Buddhism is a path of spiritual practice, first taught by the Buddha, 2500 years ago. According to the Buddhist tradition, the spiritual path is the process of cutting through our confusion, of uncovering the awakened state of mind.
The heart of our confusion is that we are continually concerned about ourselves. We centralise on ourselves and relate to the world around us not with openness and warmth, but rather with passion, aggression or ignorance.
According to the Buddha, no one can attain basic sanity or Enlightenment without practising meditation. The practice of meditation is a way of working with who we are, our confusion and continual stream of thoughts, and bringing out the intelligence and sanity that exists within our minds.
The teachings of the Buddha are a treasury of wisdom that have been passed down from teacher to student for over 2500 years. Many different styles of teaching have developed, but all of the schools of Buddhism present the means to realize the awakened state of mind, through forms of meditation and study.
Three Vehicles of Buddhism
In the Shambhala community, we practice the teachings of Buddhism according to the Tibetan tradition. This tradition divides the path of Buddhism into three vehicles, or paths: the hinanyana, mahayana, and vajrayana.

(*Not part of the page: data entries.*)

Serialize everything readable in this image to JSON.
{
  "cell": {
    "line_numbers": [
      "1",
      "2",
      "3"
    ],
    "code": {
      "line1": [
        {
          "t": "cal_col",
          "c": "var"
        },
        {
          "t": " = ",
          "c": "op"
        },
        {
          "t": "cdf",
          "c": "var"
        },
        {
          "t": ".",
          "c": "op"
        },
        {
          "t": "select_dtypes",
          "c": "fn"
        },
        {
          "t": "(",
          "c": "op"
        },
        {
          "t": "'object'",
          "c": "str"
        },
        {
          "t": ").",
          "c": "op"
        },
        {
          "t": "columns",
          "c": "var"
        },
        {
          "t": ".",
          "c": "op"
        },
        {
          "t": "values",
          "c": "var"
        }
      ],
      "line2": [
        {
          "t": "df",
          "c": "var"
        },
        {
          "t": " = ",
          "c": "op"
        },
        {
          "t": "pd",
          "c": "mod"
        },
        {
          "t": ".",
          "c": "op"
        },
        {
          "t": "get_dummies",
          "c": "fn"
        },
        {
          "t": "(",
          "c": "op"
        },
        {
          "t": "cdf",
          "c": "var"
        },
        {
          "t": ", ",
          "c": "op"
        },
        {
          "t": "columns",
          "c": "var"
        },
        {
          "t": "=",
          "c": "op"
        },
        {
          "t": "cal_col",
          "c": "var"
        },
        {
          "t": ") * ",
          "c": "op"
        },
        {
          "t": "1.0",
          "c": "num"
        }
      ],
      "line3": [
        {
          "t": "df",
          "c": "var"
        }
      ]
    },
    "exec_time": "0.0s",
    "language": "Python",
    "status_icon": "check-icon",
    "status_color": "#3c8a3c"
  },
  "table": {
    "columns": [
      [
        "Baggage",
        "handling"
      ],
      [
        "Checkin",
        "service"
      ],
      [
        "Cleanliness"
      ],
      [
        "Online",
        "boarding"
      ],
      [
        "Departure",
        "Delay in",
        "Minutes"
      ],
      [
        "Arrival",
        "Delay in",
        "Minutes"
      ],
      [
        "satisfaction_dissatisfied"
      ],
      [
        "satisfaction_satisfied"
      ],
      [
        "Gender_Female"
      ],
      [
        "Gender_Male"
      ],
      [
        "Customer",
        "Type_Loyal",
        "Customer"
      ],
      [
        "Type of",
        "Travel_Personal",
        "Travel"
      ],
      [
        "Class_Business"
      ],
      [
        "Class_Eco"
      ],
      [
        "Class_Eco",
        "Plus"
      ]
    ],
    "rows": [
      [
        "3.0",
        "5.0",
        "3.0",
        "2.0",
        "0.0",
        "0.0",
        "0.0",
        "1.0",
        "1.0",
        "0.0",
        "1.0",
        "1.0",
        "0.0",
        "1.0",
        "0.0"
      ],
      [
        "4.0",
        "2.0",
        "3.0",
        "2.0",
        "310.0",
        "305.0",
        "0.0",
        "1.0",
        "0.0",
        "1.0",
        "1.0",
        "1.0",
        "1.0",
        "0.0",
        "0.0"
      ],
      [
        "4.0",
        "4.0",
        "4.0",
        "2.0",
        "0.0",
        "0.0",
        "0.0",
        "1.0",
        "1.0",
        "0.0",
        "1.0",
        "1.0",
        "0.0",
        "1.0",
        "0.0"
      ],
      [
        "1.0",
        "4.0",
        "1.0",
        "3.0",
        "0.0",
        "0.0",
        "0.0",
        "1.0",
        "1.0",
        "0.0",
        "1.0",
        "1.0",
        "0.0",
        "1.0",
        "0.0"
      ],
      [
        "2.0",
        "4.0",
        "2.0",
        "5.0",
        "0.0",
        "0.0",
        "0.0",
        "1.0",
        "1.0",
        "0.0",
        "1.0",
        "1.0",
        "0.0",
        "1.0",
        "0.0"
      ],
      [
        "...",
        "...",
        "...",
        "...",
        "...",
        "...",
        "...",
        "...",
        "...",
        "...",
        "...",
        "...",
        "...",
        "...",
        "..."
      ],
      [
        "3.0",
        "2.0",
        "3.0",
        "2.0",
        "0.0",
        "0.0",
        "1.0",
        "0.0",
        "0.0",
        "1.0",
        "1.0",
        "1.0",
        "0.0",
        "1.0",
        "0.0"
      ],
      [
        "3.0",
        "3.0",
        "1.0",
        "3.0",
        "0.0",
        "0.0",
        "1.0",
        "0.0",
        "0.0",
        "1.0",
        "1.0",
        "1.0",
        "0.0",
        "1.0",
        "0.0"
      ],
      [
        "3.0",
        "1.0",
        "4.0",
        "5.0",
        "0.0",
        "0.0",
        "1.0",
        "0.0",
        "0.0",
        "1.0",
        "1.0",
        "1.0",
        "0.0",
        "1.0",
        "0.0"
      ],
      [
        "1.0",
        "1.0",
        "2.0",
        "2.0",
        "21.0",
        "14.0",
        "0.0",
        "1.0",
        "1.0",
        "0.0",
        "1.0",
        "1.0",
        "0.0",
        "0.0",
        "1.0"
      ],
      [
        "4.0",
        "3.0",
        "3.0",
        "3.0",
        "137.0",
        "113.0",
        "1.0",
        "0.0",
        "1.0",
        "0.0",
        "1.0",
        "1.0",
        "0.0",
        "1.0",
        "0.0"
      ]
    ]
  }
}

The new student starts with the Hinayana. Hinayana literally means the “small”, or “lesser” vehicle, but it would be more accurate to call it the “narrow vehicle”. The Hinayana is small or narrow vehicle in the sense that, at the beginning of our path, we need a strict discipline of meditation to narrow down, or tame, the speed and confusion of our mind, allowing the mind to rest in its own place. In the Hinayana, we work directly with our lives and our minds in a very simple way, and we begin to realise that whatever we experience – whether good or bad, positive or negative – is workable, tamable. The ideal of Hinayana is individual liberation, which is known as Nirvana. It is a common western misconception to think of Buddhism as containing only the Hinayana, and thus to believe that Buddhism focuses solely on escaping the misery of samsara and attaining Nirvana.
The Mahayana, or “great vehicle”, however, goes beyond the Hinayana ideal of individual salvation alone. Its aim is the liberation of all sentient beings, which means that everyone, and everything is included in the vast vision of Mahayana. The primary discipline of the Mahayana is helping others, putting others before ourselves. This attitude and exertion do not spring however from self-denial and martyrdom, but rather from genuine warmth and compassion for others.
The third vehicle, the Vajrayana, literally means the “diamond or indestructible vehicle”. The idea of indestructibility here is the discovery of indestructible wakefulness, the discovery of our own innate awakened state of mind, or vajra nature, which permeates and empowers all of our existence. The Vajrayana is a continuation of the previous two vehicles, and without the proper trainijng in the Hinayana and the Mahayana disciplines, it is impossible to step into the Vajrayana or tantric path.